Devotionals
 

Devotionals are short essays written by GSLC members and staff that explore the ways the Holy Spirit works within our every day lives.  There are several ways we invite you to use these devotionals:

  • Make them a part of a prayer practice - read a devotion and consider the ways that Christ has worked similarly in your life or works in unexpected ways.
  • Make them a part of a journaling practice - read a devotion and journal about what the Holy Spirit is stirring in you as you reflect on the essay.
  • Use them as a reminder that God works in all things, the bad and the good.

With over 400 available devotions, you can use these daily, weekly, or monthly.  It's up to you!  We just hope that by reading these inspiring stories provided by Good Shepherd's flock you are able to better see where Jesus is present in all things!  Thank you to all of our members that have provided devotionals throughout the past couple of years!

 
Good Shepherd Lutheran Church

Daily Devotion

Ash Wednesday, devotion written by Pastor Heidi Johns

Joel 2:12-13

Yet even now, says the Lord,
    return to me with all your heart,
with fasting, with weeping, and with mourning;
13     rend your hearts and not your clothing.
Return to the Lord, your God,
    for he is gracious and merciful,
slow to anger, and abounding in steadfast love,
    and relents from punishing.

I’m not sure I could ever live outside of the Midwest simply because I love living where there are four distinct seasons.  I like the rhythm, diversity and invitation of each season in the circle of life, death and new life.  Each season has it’s own beauty and thing to teach us.
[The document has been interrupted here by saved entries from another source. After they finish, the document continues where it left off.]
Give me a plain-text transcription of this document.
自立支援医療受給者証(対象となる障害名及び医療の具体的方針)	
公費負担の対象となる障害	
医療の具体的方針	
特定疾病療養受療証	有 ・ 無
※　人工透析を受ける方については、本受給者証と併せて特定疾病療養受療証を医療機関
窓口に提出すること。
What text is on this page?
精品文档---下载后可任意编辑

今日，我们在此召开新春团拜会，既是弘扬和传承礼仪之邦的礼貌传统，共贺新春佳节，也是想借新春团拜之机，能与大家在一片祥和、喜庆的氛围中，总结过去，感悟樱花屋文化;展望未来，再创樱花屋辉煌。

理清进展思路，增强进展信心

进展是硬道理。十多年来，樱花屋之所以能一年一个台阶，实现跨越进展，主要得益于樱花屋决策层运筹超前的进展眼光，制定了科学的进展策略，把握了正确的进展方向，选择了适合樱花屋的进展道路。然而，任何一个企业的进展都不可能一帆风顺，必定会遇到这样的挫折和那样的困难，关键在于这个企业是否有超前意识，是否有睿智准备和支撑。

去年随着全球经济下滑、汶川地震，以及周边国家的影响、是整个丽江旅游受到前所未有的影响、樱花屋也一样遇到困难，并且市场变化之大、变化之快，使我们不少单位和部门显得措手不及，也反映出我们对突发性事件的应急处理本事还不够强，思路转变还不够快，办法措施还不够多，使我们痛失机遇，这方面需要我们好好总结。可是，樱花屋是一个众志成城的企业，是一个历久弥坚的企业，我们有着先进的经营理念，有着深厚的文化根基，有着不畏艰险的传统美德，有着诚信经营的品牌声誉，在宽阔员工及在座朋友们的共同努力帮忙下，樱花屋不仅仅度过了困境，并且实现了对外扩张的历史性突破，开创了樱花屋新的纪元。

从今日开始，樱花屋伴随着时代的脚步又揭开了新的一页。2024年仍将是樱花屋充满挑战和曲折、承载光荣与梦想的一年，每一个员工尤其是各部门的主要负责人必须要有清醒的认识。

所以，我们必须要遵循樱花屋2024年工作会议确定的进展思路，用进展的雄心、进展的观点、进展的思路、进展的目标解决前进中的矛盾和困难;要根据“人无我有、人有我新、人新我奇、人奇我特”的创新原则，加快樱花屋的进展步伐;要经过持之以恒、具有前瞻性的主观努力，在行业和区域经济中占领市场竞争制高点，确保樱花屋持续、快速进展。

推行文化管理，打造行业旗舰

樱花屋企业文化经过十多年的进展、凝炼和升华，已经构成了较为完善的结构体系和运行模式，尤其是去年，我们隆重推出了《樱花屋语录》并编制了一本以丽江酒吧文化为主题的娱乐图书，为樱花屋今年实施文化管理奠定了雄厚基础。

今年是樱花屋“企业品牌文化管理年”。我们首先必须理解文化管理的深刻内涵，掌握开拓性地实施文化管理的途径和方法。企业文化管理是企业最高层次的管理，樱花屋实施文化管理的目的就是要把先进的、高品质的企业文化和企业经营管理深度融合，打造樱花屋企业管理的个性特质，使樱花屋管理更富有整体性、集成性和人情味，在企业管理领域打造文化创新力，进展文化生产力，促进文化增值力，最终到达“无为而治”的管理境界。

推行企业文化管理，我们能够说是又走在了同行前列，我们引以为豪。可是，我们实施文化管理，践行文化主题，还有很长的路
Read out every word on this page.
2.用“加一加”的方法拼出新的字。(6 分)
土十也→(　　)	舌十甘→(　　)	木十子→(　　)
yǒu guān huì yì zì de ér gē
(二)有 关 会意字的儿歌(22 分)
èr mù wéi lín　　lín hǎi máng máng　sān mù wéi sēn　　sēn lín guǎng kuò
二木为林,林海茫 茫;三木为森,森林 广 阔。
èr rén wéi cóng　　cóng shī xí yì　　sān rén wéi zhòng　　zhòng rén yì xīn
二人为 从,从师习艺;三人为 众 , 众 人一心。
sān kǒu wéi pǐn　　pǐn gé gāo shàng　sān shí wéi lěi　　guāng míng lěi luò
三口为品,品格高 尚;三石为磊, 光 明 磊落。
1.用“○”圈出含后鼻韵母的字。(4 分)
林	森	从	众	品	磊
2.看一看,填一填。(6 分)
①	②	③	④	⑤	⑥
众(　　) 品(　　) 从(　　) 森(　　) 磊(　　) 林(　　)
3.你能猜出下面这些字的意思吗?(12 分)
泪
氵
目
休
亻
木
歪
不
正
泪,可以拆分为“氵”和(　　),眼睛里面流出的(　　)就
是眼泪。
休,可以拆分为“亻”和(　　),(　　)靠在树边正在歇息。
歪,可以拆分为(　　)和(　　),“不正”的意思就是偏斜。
I think I will also always need to be a part of a congregation that marks the seasons of the liturgical year.  Each season in the church year also has a unique invitation for life, death and new life and it’s own beauty and thing to teach us.  Today, in the church year, we begin the season of Lent,  Part of the invitation to this season is to gather for worship.  In our worship we mark ourselves with Ashes as a sign of repentance and a reminder of our mortality, we also come to God’s table to be strengthened for the journey through the gifts of bread and wine.

Many of us associate the season of Lent with a time of “giving something up,” as a means of sacrifice and spiritual discipline.  The deep invitation of the season is to embrace and acknowledge our own brokenness and mortality.  A time to remember that God is God, and we are not. A time to grieve lost opportunities to care for ourselves and one another.  A time to shift priorities, to turn back to God, as the Prophet Joel says in the scripture passage above.

I always find the “Invitation to Lent” that is included in our Ash Wednesday worship to be particularly powerful.  It says,

As disciples of Jesus, we are called to a discipline that contends against evil and resists whatever leads us away from love of God and neighbor. I invite you, therefore, to the discipline of Lent—self-examination and repentance, prayer and fasting, sacrificial giving and works of love—strengthened by the gifts of word and sacrament. Let us continue our journey through these forty days to the great Three Days of Jesus’ death and resurrection.

The service then immediately moves to a time of confession.  In our worship today we will use these words:

Loving God, pour out your mercy over us.
Our sin is heavy, and we long to be free.
Rebuild what we have ruined
and mend what we have torn.
Wash us in your cleansing flood.
Make us alive in the Spirit
to follow in the way of Jesus,
as healers and restorers of the world you so love. Amen.

As you sit with that confession, remember the character of the God who calls us to turn back.  God speaks through the prophet Joel, reminding us that God is;

Gracious, merciful, slow to anger, steadfast in love and relenting from punishing.

God calls us back in love, beckoning us to a better life.  The disciplines of Lent prepare our hearts and invite us into the cycle and rhythm of life, death and new life—the resurrection of Easter.